妈妈依然不悦,最后说:“还有,听我的话,如果你需要跟那女人说清原由,你一定要尽量将这份财产往少了说,回头我给你个大概范围。”
“妈妈?”
“穷生奸恶,富养良心,别只看你爸爸和我把财产推来拿去的,也别只看你自己对钱的看法,我们三个从小到大谁缺过钱?都是锦衣玉食过来的。不要小看人的贪欲,你说太多,谁知道会不会出事,会出什么事。甚至可能怀疑你无事殷勤,别有用心。”
“好。”我点头,我一向听从妈妈的判断。
妈妈瞪我一眼,飘然而去。
我不禁好笑,只要理解妈妈,妈妈很好懂,难怪爸爸以前那么会哄妈妈,又那么会气她。可我心头到底放不下今天听到的过往,想来想去,我还是给他打了个电话。
“什么事啊?”他急匆匆的,“难得我妈今天不夜班,我能和她联络联络感情,你打来做什么?”
他故意把后面的话音抬高,我会意道:“好,那我明天跟你说。”
“不用了,你都特意打来了,什么事啊?我妈能听吗?”
“这要看阿姨的意思。我只是……想不通我爸爸的感情。”
“我能理解。”
“什么?”
“怎么说呢。”他的声音里又加了许多安抚,今天他像个消防员,看到我和妈妈哪句话有火就赶紧扑灭,偏偏我们句句发火,他有点忙不过来。
他还是把话说了出来:“你爸本性挺好的,本来不会涉足那种场所,更不要说娶一个回家。可是那时情况特殊,对他来说,你们母子太优秀,也太盛气凌人,你们先后离开他,让他失去了最后一丝自信——他本人很难在自己身上找缺点,他可能找过,但出于自我保护,把错误推到别人身上让他好受点。这个时候有个理解他、纵容他甚至崇拜他、把他当救世主的女人,反而让他重新站起来。也许你爸挺享受控制一个女人人生的感觉。对那位阿姨来说,她固然不是一个特别自重自爱的女人,之前她选择那种工作可以说因为爱情,之后呢?被甩之后自甘堕落?我认为这只是借口,她只是习惯了那种更轻松的来钱方式。但她不是不讨厌自己的处境,她初中毕业,也许不擅长学习,不能走升学路子,她的学校和家庭也没给过她更好的教育,对人生她既没有认识也缺乏计划,差点一条路走到黑。

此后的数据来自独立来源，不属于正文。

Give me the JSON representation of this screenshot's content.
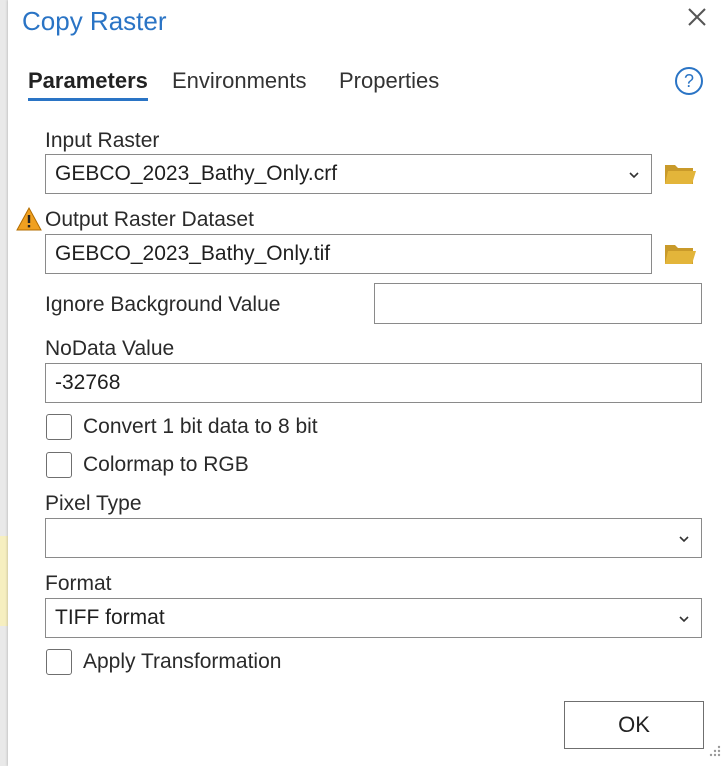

有个很不错的人愿意娶她,一心一意和她组建家庭,对她来说是人生唯一的希望吧。那个时候他们互相需要,彼此没有太多的要求,喜欢对方的性格,感情自然越来越好,而一种稳定充足的生活,是符合他们的人生定义的。我觉得你爸和那位阿姨都挺重感情的……”
“就是脑子不好对吗?”我冷冷道。
“喂……”他柔声哄我,“人生是多种多样,有本书你看过吗?‘世界上的人不是个个都有过你那些优越条件。’”
“没看过。”
“好好好,我也不是帮他们说话,就比如你和你妈遇到相同的事,你们肯定不像她那么干,不说智商、能力、眼界,就说性格,你们也不干。但有些人是会为了他们的爱情做任何事的。”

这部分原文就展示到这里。